Create a ClusterRoleBinding for users in the `k8s-admins` NetBird group:

```yaml
apiVersion: rbac.authorization.k8s.io/v1
kind: ClusterRoleBinding
metadata:
name: netbird-k8s-admins
subjects:
- kind: Group
name: k8s-admins # NetBird group name
apiGroup: rbac.authorization.k8s.io
roleRef:
kind: ClusterRole
name: cluster-admin
apiGroup: rbac.authorization.k8s.io
```

### Example: Grant Read-Only Access

```yaml
apiVersion: rbac.authorization.k8s.io/v1
kind: ClusterRoleBinding
metadata:
name: netbird-readonly
subjects:
- kind: Group
name: kubernetes # NetBird group name
apiGroup: rbac.authorization.k8s.io
roleRef:
kind: ClusterRole
name: view
apiGroup: rbac.authorization.k8s.io
```

## Security Considerations

### How Authentication Works

1. **WireGuard Tunnel**: All traffic between your machine and the auth proxy is encrypted via WireGuard
2. **Peer Identity**: The auth proxy identifies you by your WireGuard IP address (cryptographically bound to your identity)
3. **Impersonation**: The proxy uses Kubernetes impersonation to forward requests as your identity
4. **RBAC**: Kubernetes RBAC controls what you can access

### IP Spoofing Protection

WireGuard's cryptokey routing prevents IP spoofing:
- Each peer's public key is bound to their allowed IP
- Packets with spoofed source IPs are dropped at the WireGuard layer
- An attacker would need your private key to impersonate you

<Warning>
The auth proxy uses a self-signed TLS certificate.

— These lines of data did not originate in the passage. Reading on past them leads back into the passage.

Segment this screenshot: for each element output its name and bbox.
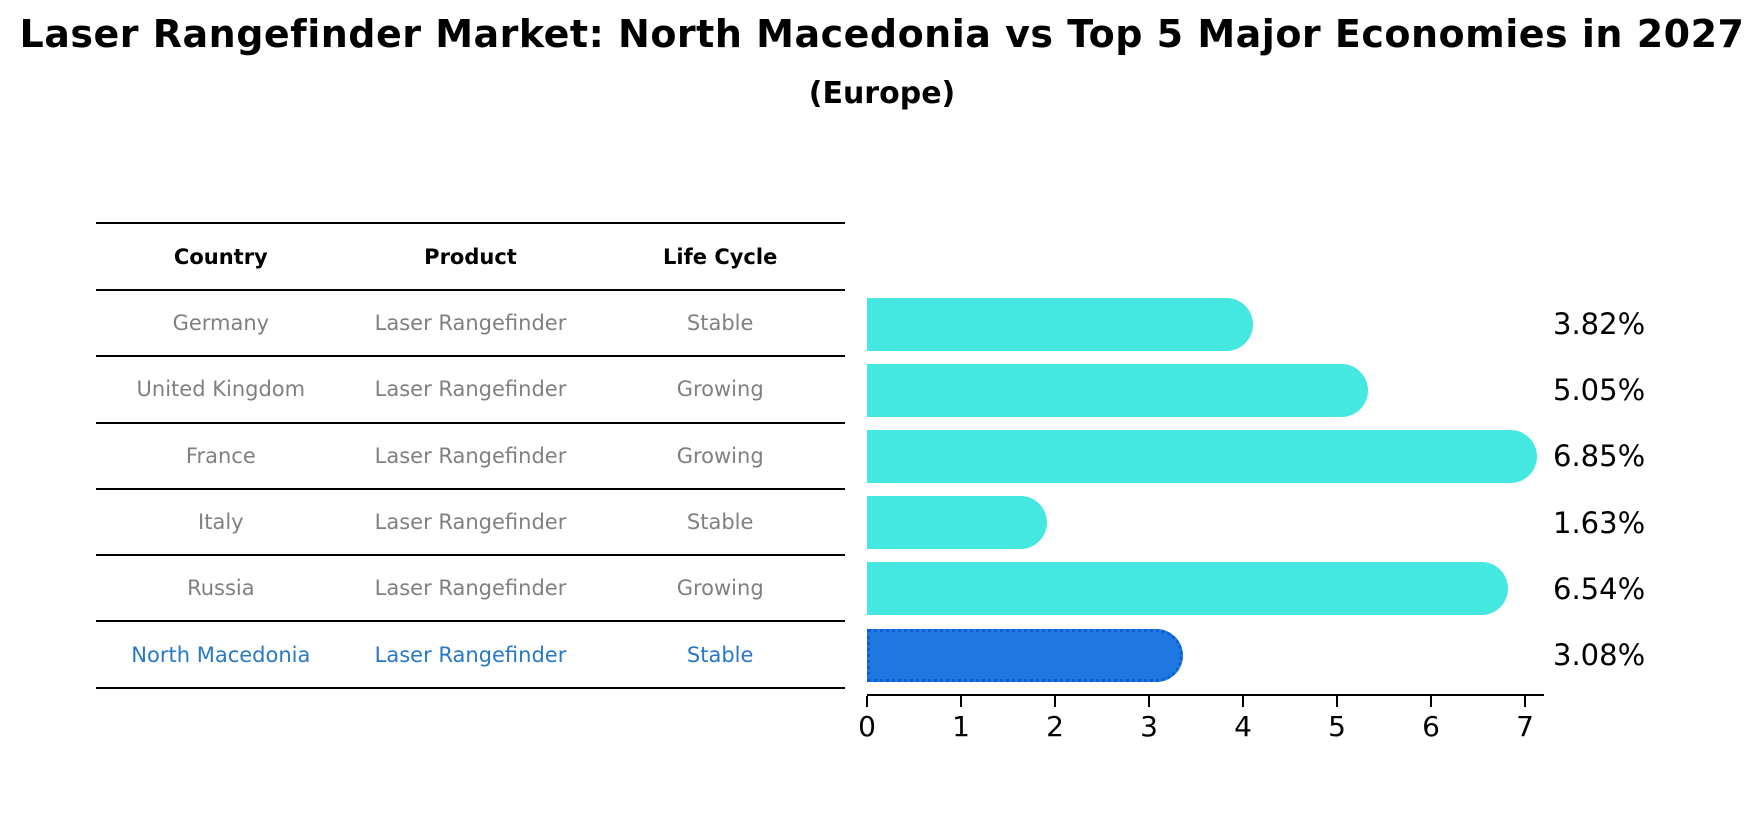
cell-lifecycle: Stable xyxy=(686,311,754,336)
x-tick-mark xyxy=(1335,696,1339,707)
bar-united-kingdom xyxy=(867,363,1369,417)
cell-lifecycle: Growing xyxy=(676,576,764,601)
cell-country: Italy xyxy=(198,510,244,535)
cell-country: North Macedonia xyxy=(131,642,311,667)
table-row-united-kingdom: United Kingdom Laser Rangefinder Growing xyxy=(96,355,845,421)
cell-country: Germany xyxy=(172,311,270,336)
table-header-row: Country Product Life Cycle xyxy=(96,222,845,289)
x-tick-label: 5 xyxy=(1328,710,1346,743)
x-axis-line xyxy=(867,694,1544,696)
table-row-north-macedonia: North Macedonia Laser Rangefinder Stable xyxy=(96,620,845,686)
cell-product: Laser Rangefinder xyxy=(374,576,567,601)
table-row-russia: Russia Laser Rangefinder Growing xyxy=(96,554,845,620)
value-label-united-kingdom: 5.05% xyxy=(1553,373,1646,408)
x-tick-mark xyxy=(1147,696,1151,707)
value-label-france: 6.85% xyxy=(1553,439,1646,474)
country-table: Country Product Life Cycle Germany Laser… xyxy=(96,222,845,689)
cell-lifecycle: Growing xyxy=(676,443,764,468)
bar-russia xyxy=(867,562,1509,616)
bar-north-macedonia xyxy=(867,628,1184,682)
cell-country: France xyxy=(185,443,256,468)
x-tick-mark xyxy=(865,696,869,707)
cell-product: Laser Rangefinder xyxy=(374,510,567,535)
bar-italy xyxy=(867,496,1047,550)
cell-country: Russia xyxy=(187,576,255,601)
table-row-italy: Italy Laser Rangefinder Stable xyxy=(96,487,845,554)
cell-product: Laser Rangefinder xyxy=(374,377,567,402)
cell-lifecycle: Growing xyxy=(676,377,764,402)
x-tick-mark xyxy=(1429,696,1433,707)
x-tick-label: 0 xyxy=(858,710,876,743)
cell-lifecycle: Stable xyxy=(686,510,754,535)
cell-product: Laser Rangefinder xyxy=(374,443,567,468)
cell-product: Laser Rangefinder xyxy=(374,311,567,336)
cell-lifecycle: Stable xyxy=(686,642,754,667)
value-label-germany: 3.82% xyxy=(1553,307,1646,341)
x-tick-mark xyxy=(1053,696,1057,707)
value-label-russia: 6.54% xyxy=(1553,571,1646,606)
cell-country: United Kingdom xyxy=(136,377,306,402)
column-header-country: Country xyxy=(173,244,268,269)
x-tick-label: 1 xyxy=(952,710,970,743)
cell-product: Laser Rangefinder xyxy=(374,642,567,667)
bar-germany xyxy=(867,297,1253,351)
table-row-germany: Germany Laser Rangefinder Stable xyxy=(96,289,845,355)
column-header-product: Product xyxy=(424,244,517,269)
bar-france xyxy=(867,429,1538,483)
x-tick-label: 3 xyxy=(1140,710,1158,743)
chart-title: Laser Rangefinder Market: North Macedoni… xyxy=(19,12,1745,56)
value-label-north-macedonia: 3.08% xyxy=(1553,638,1646,672)
x-tick-mark xyxy=(959,696,963,707)
x-tick-label: 7 xyxy=(1516,710,1534,743)
x-tick-label: 6 xyxy=(1422,710,1440,743)
x-tick-mark xyxy=(1241,696,1245,707)
x-tick-label: 2 xyxy=(1046,710,1064,743)
value-label-italy: 1.63% xyxy=(1553,505,1646,540)
chart-subtitle: (Europe) xyxy=(808,76,956,111)
table-row-france: France Laser Rangefinder Growing xyxy=(96,421,845,488)
column-header-lifecycle: Life Cycle xyxy=(663,244,778,269)
x-tick-mark xyxy=(1523,696,1527,707)
x-tick-label: 4 xyxy=(1234,710,1252,743)
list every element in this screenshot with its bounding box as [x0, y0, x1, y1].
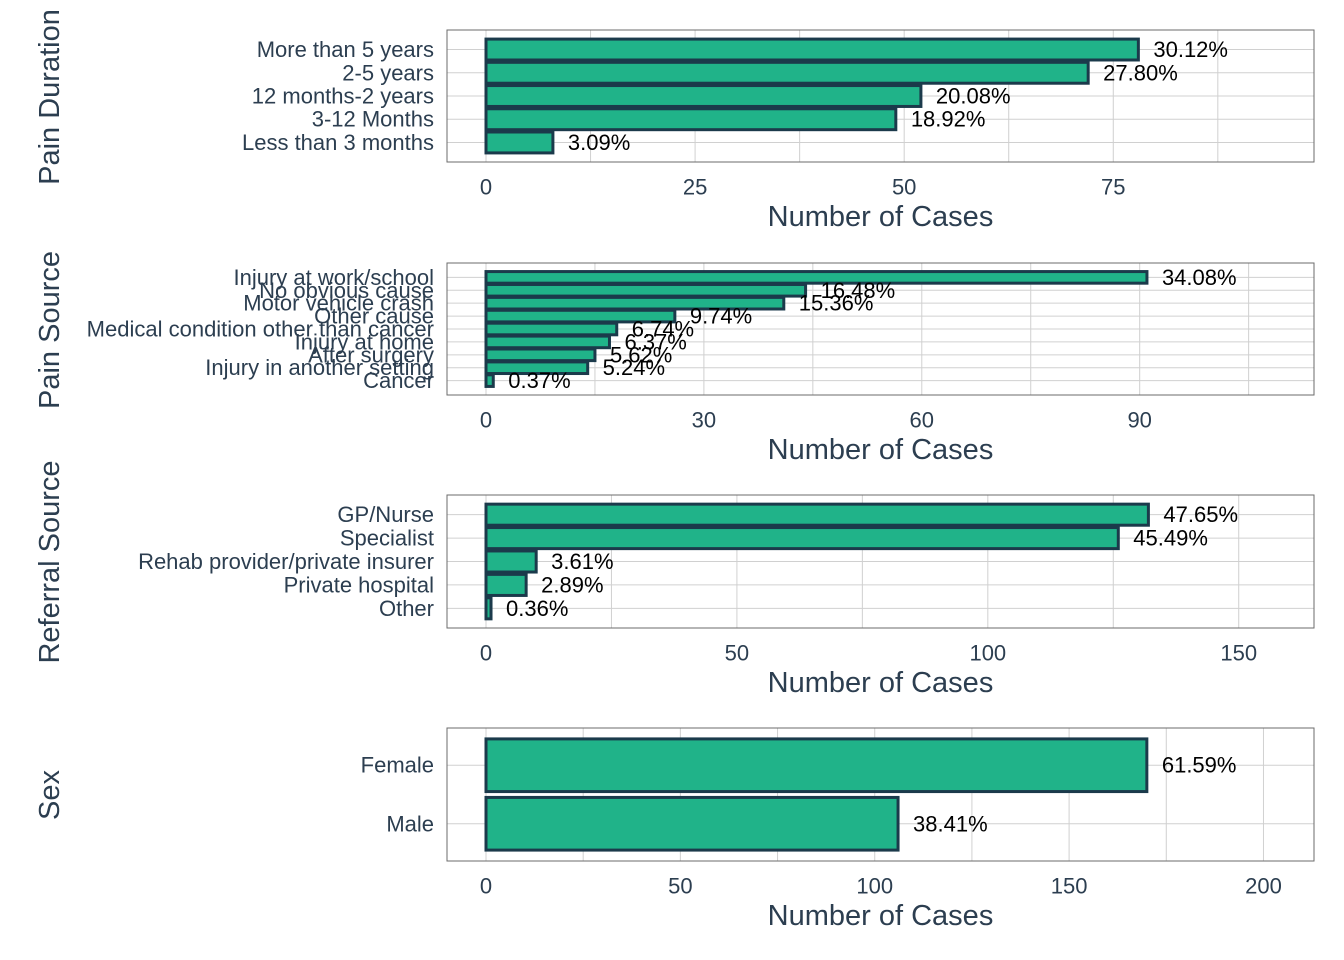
- x-tick-label: 50: [892, 175, 916, 200]
- category-label: Medical condition other than cancer: [87, 317, 434, 342]
- bar: [484, 795, 900, 852]
- bar: [484, 60, 1090, 85]
- panel-border: [446, 494, 1315, 629]
- bar: [484, 526, 1120, 551]
- x-tick-label: 30: [692, 408, 716, 433]
- category-label: Injury at home: [295, 329, 434, 354]
- panel-2: GP/Nurse 47.65% Specialist 45.49% Rehab prov…: [34, 460, 1315, 699]
- panel-border: [446, 29, 1315, 163]
- category-label: Male: [386, 811, 434, 836]
- category-label: Other cause: [314, 304, 434, 329]
- x-tick-label: 150: [1220, 641, 1257, 666]
- data-label: 15.36%: [799, 291, 874, 316]
- bar: [484, 596, 493, 621]
- category-label: 2-5 years: [342, 60, 434, 85]
- facet-title: Pain Duration: [34, 9, 66, 185]
- data-label: 30.12%: [1153, 37, 1228, 62]
- category-label: 3-12 Months: [312, 107, 434, 132]
- bar: [484, 37, 1140, 62]
- panel-border: [446, 262, 1315, 396]
- x-tick-label: 100: [969, 641, 1006, 666]
- bar: [484, 347, 597, 363]
- bar: [484, 360, 590, 376]
- bar: [484, 502, 1150, 527]
- x-axis-title: Number of Cases: [768, 900, 994, 932]
- bar: [484, 549, 538, 574]
- x-tick-label: 100: [856, 874, 893, 899]
- facet-title: Sex: [34, 770, 66, 820]
- x-tick-label: 90: [1127, 408, 1151, 433]
- bar: [484, 373, 495, 388]
- panel-border: [446, 727, 1315, 862]
- data-label: 34.08%: [1162, 265, 1237, 290]
- data-label: 3.61%: [551, 549, 613, 574]
- data-label: 0.37%: [508, 368, 570, 393]
- bar: [484, 130, 555, 155]
- x-tick-label: 0: [480, 641, 492, 666]
- category-label: Injury at work/school: [233, 265, 434, 290]
- category-label: Cancer: [363, 368, 434, 393]
- data-label: 47.65%: [1163, 502, 1238, 527]
- category-label: Motor vehicle crash: [243, 291, 434, 316]
- bar: [484, 334, 611, 350]
- x-axis-title: Number of Cases: [768, 667, 994, 699]
- x-tick-label: 200: [1245, 874, 1282, 899]
- panel-0: More than 5 years 30.12% 2-5 years 27.80% 12…: [34, 9, 1315, 233]
- data-label: 0.36%: [506, 596, 568, 621]
- category-label: Female: [361, 753, 434, 778]
- data-label: 16.48%: [821, 278, 896, 303]
- x-tick-label: 50: [725, 641, 749, 666]
- x-tick-label: 75: [1101, 175, 1125, 200]
- bar: [484, 737, 1149, 794]
- facet-title: Referral Source: [34, 460, 66, 663]
- data-label: 5.62%: [610, 342, 672, 367]
- category-label: More than 5 years: [257, 37, 434, 62]
- category-label: Less than 3 months: [242, 130, 434, 155]
- category-label: Private hospital: [284, 572, 434, 597]
- data-label: 2.89%: [541, 572, 603, 597]
- panel-3: Female 61.59% Male 38.41% 0 50 100 150 200 Number…: [34, 727, 1315, 932]
- category-label: 12 months-2 years: [252, 84, 434, 109]
- x-axis-title: Number of Cases: [768, 201, 994, 233]
- category-label: After surgery: [308, 342, 434, 367]
- x-tick-label: 60: [910, 408, 934, 433]
- bar: [484, 321, 619, 337]
- x-tick-label: 0: [480, 175, 492, 200]
- bar: [484, 270, 1149, 285]
- x-tick-label: 50: [668, 874, 692, 899]
- category-label: Rehab provider/private insurer: [138, 549, 434, 574]
- data-label: 9.74%: [690, 304, 752, 329]
- x-tick-label: 150: [1051, 874, 1088, 899]
- data-label: 45.49%: [1133, 526, 1208, 551]
- category-label: GP/Nurse: [337, 502, 434, 527]
- x-tick-label: 0: [480, 408, 492, 433]
- data-label: 27.80%: [1103, 60, 1178, 85]
- data-label: 18.92%: [911, 107, 986, 132]
- data-label: 6.37%: [624, 329, 686, 354]
- data-label: 3.09%: [568, 130, 630, 155]
- data-label: 61.59%: [1162, 753, 1237, 778]
- category-label: Injury in another setting: [205, 355, 434, 380]
- x-tick-label: 0: [480, 874, 492, 899]
- data-label: 6.74%: [632, 317, 694, 342]
- category-label: No obvious cause: [259, 278, 434, 303]
- bar: [484, 572, 528, 597]
- category-label: Other: [379, 596, 434, 621]
- data-label: 5.24%: [603, 355, 665, 380]
- x-axis-title: Number of Cases: [768, 434, 994, 466]
- data-label: 20.08%: [936, 84, 1011, 109]
- data-label: 38.41%: [913, 811, 988, 836]
- panel-1: Injury at work/school 34.08% No obvious ca…: [34, 251, 1315, 466]
- facet-title: Pain Source: [34, 251, 66, 409]
- bar: [484, 107, 898, 132]
- bar: [484, 282, 808, 298]
- x-tick-label: 25: [683, 175, 707, 200]
- category-label: Specialist: [340, 526, 434, 551]
- bar: [484, 84, 923, 108]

Clients must use `insecure-skip-tls-verify: true` in their kubeconfig. Traffic is still encrypted by WireGuard.
</Warning>

## High Availability

For production deployments, run multiple auth proxy replicas:

```yaml
authProxy:
enabled: true
replicaCount: 3
```

NetBird will distribute traffic across the replicas. If one replica fails, traffic automatically routes to healthy replicas.

## Troubleshooting

### Check Auth Proxy Logs

```bash
kubectl logs -n netbird -l app.kubernetes.io/component=auth-proxy
```

### Verify NetBird Connection

```bash
# On the auth proxy pod
kubectl exec -it -n netbird deploy/netbird-operator-kubernetes-operator-auth-proxy -- netbird status
```

### Test Identity Lookup

After connecting via kubectl, check the auth proxy logs for:
```
Authenticated peer: user.netbird.cloud (User: user@example.com, Groups: [k8s-admins kubernetes])
```

### Common Issues

| Issue | Solution |
|-------|----------|
| `Unauthorized: Unknown NetBird Peer` | Ensure your NetBird client is connected |
| `Forbidden` | Check RBAC bindings for your NetBird groups |
| Groups not updating | Group changes are applied on next network map sync (usually within seconds) |
| TLS certificate errors | Use `insecure-skip-tls-verify: true` in kubeconfig |

## Conclusion

The NetBird Kubernetes Auth Proxy provides a simple, secure way to access your Kubernetes clusters through the NetBird network. By leveraging WireGuard's cryptographic identity and Kubernetes impersonation, you get identity-aware access control without managing certificates or tokens.